The pandemic and now the war in Ukraine have had tremendous impacts on the markets. Years of supply disruptions and a declining workforce have substantially decreased the supply of goods, while a strong consumer and government stimulus have led to high levels of demand. Together, this has caused the highest levels of inflation since the 1980s. While market returns over the last few years have been good, the emotional toll of loss from these events is draining. We believe it is important to dissect the various factors influencing the markets to gauge where we are headed. Uncertainty is high, which we expect will lead to volatility and opportunity along the way.
First, let’s start with the good. Although we have recently seen some spikes in COVID cases around the world, for the time being, it appears to be under control here in the U.S. The Omicron variant produced average daily cases of over 800,000 in Dec/Jan. Today, average new cases are around 32,000 which is a drastic improvement from where we were just a few months ago.
The unemployment rate is now down to 3.6% after spiking up to 14.7% in April of 2020 and there are currently more jobs available than workers to fill them. Economists are predicting the unemployment rate could fall to 3.1% as wages continue to rise whih could entice more people back to the workforce.
We are heading into earnings season and analysts still expect strong earnings growth from companies for the first quarter. Earnings are the basis for how stock prices are determined so fundamentally that will be key in maintaining stock values.
Now, for the not so good.
Inflation hit 8.5% year-over-year in March of 2022. This was the highest inflation reading since 1981. Broadly speaking, prices are determined on the basis of supply and demand. Supply for many goods have been cut by COVID shutdowns, which continue today in parts of China. Compounding this issue, the war in Ukraine and resulting sanctions has cut the supply of oil, natural gas, fertilizers, wheat, and other important commodities. The Fed has begun raising interest rates to decrease demand to try and drive down inflation. If the price to borrow money increases, then eventually the demand for those goods should decline which will lead to lower inflation. The big question is how aggressive the Fed will be. If they raise interest rates too quickly, they risk sending the economy into a recession with slower growth ahead. If they are too slow, we could continue to see high levels of inflation drag on.
The bond market expects the Fed to act aggressively and has already priced that in. The bond market is experiencing the worst year-over-year return in the 40+ year history of the Bloomberg Aggregate Bond Index. Bond prices are down about 8.5% this year. Bond prices coincide with interest rates and as interest rates stabilize, we expect bond values to recover.

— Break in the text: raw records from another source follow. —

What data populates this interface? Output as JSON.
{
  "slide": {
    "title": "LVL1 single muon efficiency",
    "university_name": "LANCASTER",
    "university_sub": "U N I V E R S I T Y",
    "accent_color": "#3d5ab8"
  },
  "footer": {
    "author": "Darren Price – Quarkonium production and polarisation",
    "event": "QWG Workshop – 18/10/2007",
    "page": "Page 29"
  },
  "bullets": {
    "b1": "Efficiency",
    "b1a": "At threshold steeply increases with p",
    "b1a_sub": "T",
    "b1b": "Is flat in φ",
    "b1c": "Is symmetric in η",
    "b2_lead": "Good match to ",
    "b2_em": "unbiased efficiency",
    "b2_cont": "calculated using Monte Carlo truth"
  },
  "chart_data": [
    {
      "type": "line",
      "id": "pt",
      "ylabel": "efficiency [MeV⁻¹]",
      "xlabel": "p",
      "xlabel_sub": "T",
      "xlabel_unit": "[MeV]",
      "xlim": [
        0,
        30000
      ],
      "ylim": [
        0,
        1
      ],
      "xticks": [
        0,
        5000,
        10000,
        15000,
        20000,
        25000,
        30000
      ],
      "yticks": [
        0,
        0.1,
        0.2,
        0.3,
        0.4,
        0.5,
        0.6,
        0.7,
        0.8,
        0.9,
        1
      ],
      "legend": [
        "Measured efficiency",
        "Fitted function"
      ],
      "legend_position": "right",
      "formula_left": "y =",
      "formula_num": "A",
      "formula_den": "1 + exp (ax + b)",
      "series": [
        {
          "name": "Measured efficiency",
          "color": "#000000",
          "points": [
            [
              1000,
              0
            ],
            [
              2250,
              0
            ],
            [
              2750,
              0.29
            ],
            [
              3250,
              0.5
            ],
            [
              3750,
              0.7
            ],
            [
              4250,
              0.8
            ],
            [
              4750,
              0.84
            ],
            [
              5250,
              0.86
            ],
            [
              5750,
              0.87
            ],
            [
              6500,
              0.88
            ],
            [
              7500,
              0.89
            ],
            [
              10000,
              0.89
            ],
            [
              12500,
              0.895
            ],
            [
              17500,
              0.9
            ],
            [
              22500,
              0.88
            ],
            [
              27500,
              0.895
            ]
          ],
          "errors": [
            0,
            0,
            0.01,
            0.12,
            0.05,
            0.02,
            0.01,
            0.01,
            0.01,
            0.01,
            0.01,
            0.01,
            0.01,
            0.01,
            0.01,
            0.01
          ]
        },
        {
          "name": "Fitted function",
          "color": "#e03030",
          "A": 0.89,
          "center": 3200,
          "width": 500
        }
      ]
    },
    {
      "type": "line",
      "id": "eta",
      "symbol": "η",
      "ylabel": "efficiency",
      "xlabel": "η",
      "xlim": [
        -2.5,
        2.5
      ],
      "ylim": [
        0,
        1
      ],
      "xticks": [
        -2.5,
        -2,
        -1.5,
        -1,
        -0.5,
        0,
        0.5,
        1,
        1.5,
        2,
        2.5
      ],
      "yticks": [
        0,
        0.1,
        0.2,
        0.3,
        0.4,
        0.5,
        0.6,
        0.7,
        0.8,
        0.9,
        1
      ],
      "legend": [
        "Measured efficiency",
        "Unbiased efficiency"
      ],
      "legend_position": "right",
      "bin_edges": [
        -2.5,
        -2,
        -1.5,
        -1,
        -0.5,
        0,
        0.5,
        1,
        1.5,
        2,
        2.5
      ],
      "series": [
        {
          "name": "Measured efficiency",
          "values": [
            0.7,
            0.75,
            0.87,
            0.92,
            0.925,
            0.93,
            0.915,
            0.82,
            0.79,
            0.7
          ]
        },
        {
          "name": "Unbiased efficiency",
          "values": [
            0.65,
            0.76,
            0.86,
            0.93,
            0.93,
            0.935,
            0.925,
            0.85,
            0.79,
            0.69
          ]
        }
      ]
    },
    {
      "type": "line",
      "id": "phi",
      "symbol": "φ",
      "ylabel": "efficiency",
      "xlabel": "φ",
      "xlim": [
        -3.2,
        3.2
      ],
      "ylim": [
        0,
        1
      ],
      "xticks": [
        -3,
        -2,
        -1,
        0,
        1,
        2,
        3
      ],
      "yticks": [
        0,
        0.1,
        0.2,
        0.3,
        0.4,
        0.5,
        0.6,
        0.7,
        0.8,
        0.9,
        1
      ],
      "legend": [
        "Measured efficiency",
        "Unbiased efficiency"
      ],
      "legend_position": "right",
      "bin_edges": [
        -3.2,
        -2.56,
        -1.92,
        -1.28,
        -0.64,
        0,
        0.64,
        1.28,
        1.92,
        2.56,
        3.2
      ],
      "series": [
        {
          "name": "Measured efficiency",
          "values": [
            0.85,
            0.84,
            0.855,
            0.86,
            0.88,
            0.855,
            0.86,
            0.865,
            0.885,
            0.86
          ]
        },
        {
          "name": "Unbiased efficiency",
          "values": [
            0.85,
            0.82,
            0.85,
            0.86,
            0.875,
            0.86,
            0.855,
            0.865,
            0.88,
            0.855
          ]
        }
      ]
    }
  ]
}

This is short-term pain for higher interest rates and better yields in the future.
Did you know?
Bonds are loans made to corporations and governments. Bonds represent a commitment by the borrower to pay back the amount borrowed plus interest. If the borrower doesn’t pay the money back with interest, bondholders are first in line to recoup proceeds from the sale of assets owned by the company/government. Bonds have two components – principal and interest. When interest rates rise (like they are now), the principal component declines temporarily until the bonds mature. At maturity, the full principal amount is returned and can then be invested at higher rates.
Our hearts and prayers go out for the people of Ukraine. The longer the war there drags on, the more severe the impacts are for the economy and supply chains, and most importantly, the loss of human life.
With overall economic uncertainty so high, we believe it is prudent to be more defensive in our discretionary portfolios. We have been careful to maintain positions in stocks we think have the greatest potential for growth in the future, while reducing our risk level overall given the high level of volatility we expect in the future. We continue to believe in broad diversification to best meet your financial goals. A peace treaty in Ukraine, declining inflation, and a more accommodating Federal Reserve are all things that could happen that could send stock prices higher in the short term. For those reasons and for long-term growth, we don’t intend to abandon stocks in our portfolios, but we do believe it is wise to be more conservative at this time.
We appreciate the trust you’ve placed in us to help you navigate the markets. If you’d like to discuss your personal investments outside of your normally scheduled review, please don’t hesitate to reach out.
Congratulations to Reta! Reta retired in March and we couldn’t be happier for her to reach that Milestone! We are sad to see her leave, but excited to see where retirement takes her!
We’ve hired Kelly Cannone as our new office manager in Macungie. Kelly has over 20 years of experience in the finance industry and is off to a tremendous start. We are excited for you to meet her!
Earlier this year we also added two more financial advisors, Jeff Lanscek and Emily Moore. Jeff is working out of the Bethlehem office and Emily is in Macungie.